CDU/CSU fordert drittes Entlastungspaket gegen hohe Spritpreise und Ölkrise

Grafik zeigt Kraftstoffpreise in den Vereinigten Staaten mit einer blauen Linie, die eine sinkende Preisentwicklung anzeigt, und einer grünen Linie, die eine steigende Preisentwicklung anzeigt.

CDU/CSU fordert drittes Entlastungspaket gegen hohe Spritpreise und Ölkrise

Die stark gestiegenen Spritpreise haben die CDU/CSU-Bundestagsfraktion dazu veranlasst, ein drittes Entlastungspaket für Autofahrer vorzuschlagen. Dies folgt auf zwei bereits von der Bundesregierung im April und Mai beschlossene Maßnahmen. Das neue Vorhaben soll Unternehmen und Pendler entlasten, die unter den hohen Ölpreisen leiden.

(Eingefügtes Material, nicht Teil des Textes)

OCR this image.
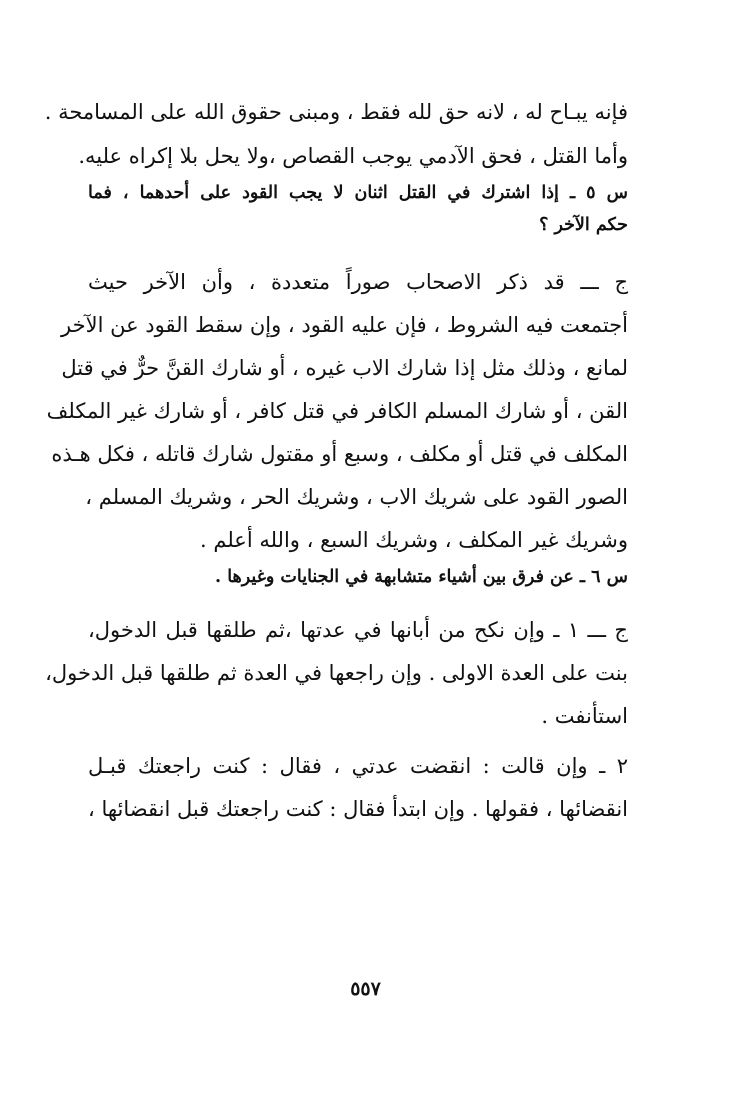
فإنه يبـاح له ، لانه حق لله فقط ، ومبنى حقوق الله على المسامحة .
وأما القتل ، فحق الآدمي يوجب القصاص ،ولا يحل بلا إكراه عليه.
س ٥ ـ إذا اشترك في القتل اثنان لا يجب القود على أحدهما ، فما
حكم الآخر ؟
ج ـــ قد ذكر الاصحاب صوراً متعددة ، وأن الآخر حيث
أجتمعت فيه الشروط ، فإن عليه القود ، وإن سقط القود عن الآخر
لمانع ، وذلك مثل إذا شارك الاب غيره ، أو شارك القنَّ حرٌّ في قتل
القن ، أو شارك المسلم الكافر في قتل كافر ، أو شارك غير المكلف
المكلف في قتل أو مكلف ، وسبع أو مقتول شارك قاتله ، فكل هـذه
الصور القود على شريك الاب ، وشريك الحر ، وشريك المسلم ،
وشريك غير المكلف ، وشريك السبع ، والله أعلم .
س ٦ ـ عن فرق بين أشياء متشابهة في الجنايات وغيرها .
ج ـــ ١ ـ وإن نكح من أبانها في عدتها ،ثم طلقها قبل الدخول،
بنت على العدة الاولى . وإن راجعها في العدة ثم طلقها قبل الدخول،
استأنفت .
٢ ـ وإن قالت : انقضت عدتي ، فقال : كنت راجعتك قبـل
انقضائها ، فقولها . وإن ابتدأ فقال : كنت راجعتك قبل انقضائها ،
٥٥٧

Die ersten beiden Entlastungspakete waren am 1. April und 1. Mai vom Bundestag abgesegnet worden. Trotz dieser Schritte bleiben die Spritpreise jedoch hartnäckig hoch. Der stellvertretende Fraktionsvorsitzende Sepp Müller (CDU) fordert nun ein drittes Hilfspaket, falls die Blockade der Straße von Hormus anhält.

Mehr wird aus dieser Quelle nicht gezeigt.